(dissenting). There was no error in the trial court’s refusal to set aside the stipulation. It is true that where the next friend of a minor plaintiff enters into a compromise or settlement of the minor’s claims, the settlement is without effect unless, after a hearing, Centala v Navrude, 45 Mich App 282, 284-285; 206 NW2d 544 (1973), the trial court determines that it is in the best interests of the minor plaintiff. Palazzolo v Judge of Superior Court of Grand Rapids, 234 Mich 547, 549; 208 NW 677 (1926), Dudex v Sterling Brick Co, 237 Mich 470; 212 NW 92 (1927). Here, however, there was no compromise or settlement based on the merits of the case whose fairness the court could evaluate, for the trial court would have had to dismiss the action in any event as to Peoples. There was simply a stipulation, entered into in accordance with the applicable court rule, GCR 1963, 504.1(1), based on defendant Peoples’ perceived immunity from suit. This conclusion disposes of the sole issue raised by plaintiffs.
However, the majority has seen fit to prolong this ten-year old phase of the instant case by injecting, sua sponte, the argument that the parties "misapprehended” the state of the law relative to governmental immunity at the time the stipulation was entered into.

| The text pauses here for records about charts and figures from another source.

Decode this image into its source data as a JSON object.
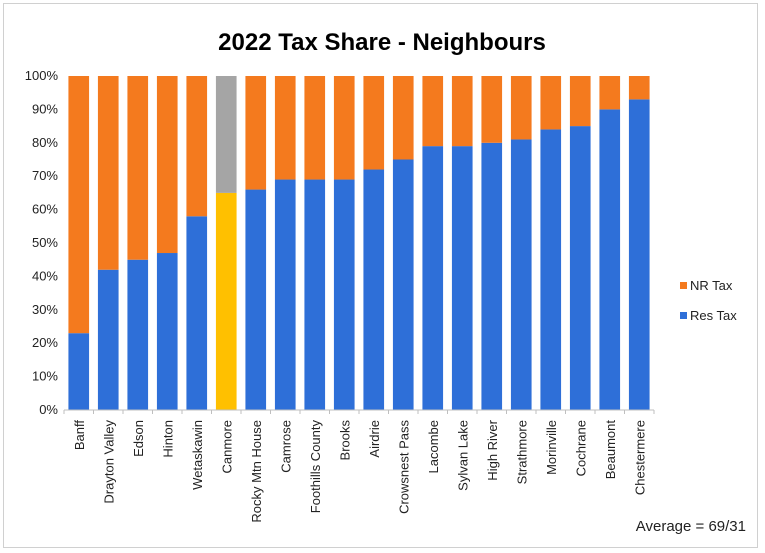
{
  "chart_data": {
    "type": "bar",
    "stacked": true,
    "percent_stacked": true,
    "title": "2022 Tax Share - Neighbours",
    "categories": [
      "Banff",
      "Drayton Valley",
      "Edson",
      "Hinton",
      "Wetaskawin",
      "Canmore",
      "Rocky Mtn House",
      "Camrose",
      "Foothills County",
      "Brooks",
      "Airdrie",
      "Crowsnest Pass",
      "Lacombe",
      "Sylvan Lake",
      "High River",
      "Strathmore",
      "Morinville",
      "Cochrane",
      "Beaumont",
      "Chestermere"
    ],
    "series": [
      {
        "name": "Res Tax",
        "color": "#2E6FD8",
        "values": [
          23,
          42,
          45,
          47,
          58,
          65,
          66,
          69,
          69,
          69,
          72,
          75,
          79,
          79,
          80,
          81,
          84,
          85,
          90,
          93
        ]
      },
      {
        "name": "NR Tax",
        "color": "#F47A1E",
        "values": [
          77,
          58,
          55,
          53,
          42,
          35,
          34,
          31,
          31,
          31,
          28,
          25,
          21,
          21,
          20,
          19,
          16,
          15,
          10,
          7
        ]
      }
    ],
    "highlight": {
      "category": "Canmore",
      "res_color": "#FFC000",
      "nr_color": "#A5A5A5"
    },
    "yticks": [
      "0%",
      "10%",
      "20%",
      "30%",
      "40%",
      "50%",
      "60%",
      "70%",
      "80%",
      "90%",
      "100%"
    ],
    "ylim": [
      0,
      100
    ],
    "legend": {
      "position": "right",
      "entries": [
        "NR Tax",
        "Res Tax"
      ]
    },
    "grid": false,
    "annotation": "Average = 69/31"
  }
}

My brothers further believe that the minor plaintiff’s next friend was without authority to bind the minor by the stipulation involved because it surrendered the minor’s rights against defendant hospital — even though these rights weren’t recognized by judicial pro*536nouncement until years following the entry of the stipulation. I cannot agree. There was no misapprehension as to the status of defendant’s immunity at the time. A hearing to determine the best interests of this minor, held at that time, would have produced no different results and plaintiff’s next friend could effectively bind the minor. I do not view the facts of this case to be as unique as my brothers view them. Their decision today invites the reopening of much long-settled litigation and greatly undermines the intended finality of GCR 1963, 504.1(1).
For these reasons, I would affirm the trial court’s refusal to set aside the stipulation.